Les formateurs ont peur de ne plus servir à rien. Crainte infondée. Ce sont eux qui donnent le sens et guident, qui permettent d’apprendre à apprendre. Un formateur ne porte pas une bibliothèque en lui. Il est un point de repère, comme une balise sur un chemin de randonnée. Il doit utiliser le temps passé avec les apprenants à confronter les pensées et les expériences, à privilégier les interactions. On ne s’improvise pas formateur ; c’est un métier. Pour en revenir à Internet, l’outil ne fait pas la formation. Dans un Mooc, par exemple, les activités doivent être pensées pour permettre aux inscrits d’atteindre des objectifs. Il ne suffit pas d’avoir une webcam pour réaliser de jolies vidéos en oubliant le métier d’ingénierie pédagogique ! Ce n’est pas non plus parce que les jeunes ont des téléphones plein les poches qu’ils sauront se former avec cet outil-là… Vous voulez réparer votre voiture : la belle caisse à outils que vous venez d’acheter vous rendra-t-elle capable de le faire ?

Ne confondons pas non plus ressources et parcours de formation. Si un apprenant a un besoin ponctuel très précis, il trouvera sur le Net la ressource appropriée. Mais s’il aborde un apprentissage plus complexe, avec la nécessité d’articuler des notions, il sera démuni. C’est là qu’intervient le formateur.

Vous ne préconisez donc pas une modalité unique de formation ?

La clé d’une formation réussie, c’est la variété des modalités. Un solide cours de type magistral a ses vertus quand il n’est pas nécessaire de faire identifier des process. On aura même l’avantage de passer deux heures sur le sujet au lieu de quatre jours, en présence comme à distance. J’ai beaucoup pratiqué les méthodes actives et j’ai également entendu, non sans surprise, des demandes « d’un cours, bien construit, avec l’essentiel ».
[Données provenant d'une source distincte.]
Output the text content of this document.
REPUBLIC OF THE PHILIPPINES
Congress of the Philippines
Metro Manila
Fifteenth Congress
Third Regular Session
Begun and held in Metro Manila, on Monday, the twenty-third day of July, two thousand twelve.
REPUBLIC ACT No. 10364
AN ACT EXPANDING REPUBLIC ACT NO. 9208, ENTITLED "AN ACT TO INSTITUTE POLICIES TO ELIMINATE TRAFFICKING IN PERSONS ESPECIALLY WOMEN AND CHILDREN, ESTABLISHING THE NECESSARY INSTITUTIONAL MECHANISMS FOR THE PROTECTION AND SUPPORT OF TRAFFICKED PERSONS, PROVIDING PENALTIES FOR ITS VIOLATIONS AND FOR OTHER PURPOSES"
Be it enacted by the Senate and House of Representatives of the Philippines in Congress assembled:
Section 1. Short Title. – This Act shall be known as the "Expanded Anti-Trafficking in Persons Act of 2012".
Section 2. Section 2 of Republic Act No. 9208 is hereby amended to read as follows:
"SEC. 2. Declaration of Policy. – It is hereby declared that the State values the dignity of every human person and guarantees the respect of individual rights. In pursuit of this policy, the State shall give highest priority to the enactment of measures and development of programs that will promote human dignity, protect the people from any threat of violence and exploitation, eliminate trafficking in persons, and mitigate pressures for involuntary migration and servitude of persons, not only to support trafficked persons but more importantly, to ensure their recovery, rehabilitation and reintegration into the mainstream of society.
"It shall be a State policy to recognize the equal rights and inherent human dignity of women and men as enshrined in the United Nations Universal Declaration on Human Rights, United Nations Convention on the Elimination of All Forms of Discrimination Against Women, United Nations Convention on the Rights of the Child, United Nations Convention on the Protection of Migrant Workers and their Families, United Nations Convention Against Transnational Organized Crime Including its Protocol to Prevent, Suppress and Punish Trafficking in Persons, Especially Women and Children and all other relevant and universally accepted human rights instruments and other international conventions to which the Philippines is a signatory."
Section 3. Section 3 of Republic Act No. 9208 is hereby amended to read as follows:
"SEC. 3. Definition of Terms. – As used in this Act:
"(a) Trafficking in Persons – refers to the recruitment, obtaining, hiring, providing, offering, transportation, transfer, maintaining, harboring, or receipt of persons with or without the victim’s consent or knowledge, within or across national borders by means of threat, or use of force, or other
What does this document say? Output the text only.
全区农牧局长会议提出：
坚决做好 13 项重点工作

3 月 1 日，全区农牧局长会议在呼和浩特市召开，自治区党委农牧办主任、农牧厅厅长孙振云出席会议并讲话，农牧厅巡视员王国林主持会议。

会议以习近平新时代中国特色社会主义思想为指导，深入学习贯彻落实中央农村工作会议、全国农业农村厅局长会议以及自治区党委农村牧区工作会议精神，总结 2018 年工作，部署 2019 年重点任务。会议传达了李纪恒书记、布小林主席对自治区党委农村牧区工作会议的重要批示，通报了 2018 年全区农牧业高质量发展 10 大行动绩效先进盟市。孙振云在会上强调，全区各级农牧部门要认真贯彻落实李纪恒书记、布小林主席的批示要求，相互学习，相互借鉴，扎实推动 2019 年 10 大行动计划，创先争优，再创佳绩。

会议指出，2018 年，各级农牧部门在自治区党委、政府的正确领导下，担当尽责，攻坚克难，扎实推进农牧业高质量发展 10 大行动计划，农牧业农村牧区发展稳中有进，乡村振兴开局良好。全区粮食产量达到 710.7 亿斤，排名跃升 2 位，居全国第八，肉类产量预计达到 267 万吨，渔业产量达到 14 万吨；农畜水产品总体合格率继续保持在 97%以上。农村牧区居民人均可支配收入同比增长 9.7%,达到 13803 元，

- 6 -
Ma ligne de conduite : limiter autant que possible les contraintes non structurantes pour les apprenants et qui ne sont pas indispensables pour l’apprentissage. Si une activité réclame interactions, confrontations de points de vue, passage par le « faire », la valeur socialisante de la formation en présentiel reste inégalée. Coopérer en ligne est possible, mais c’est plus difficile. Quand il est question de travailler à deux ou quatre, avec un formateur actif, le présentiel reste la meilleure approche.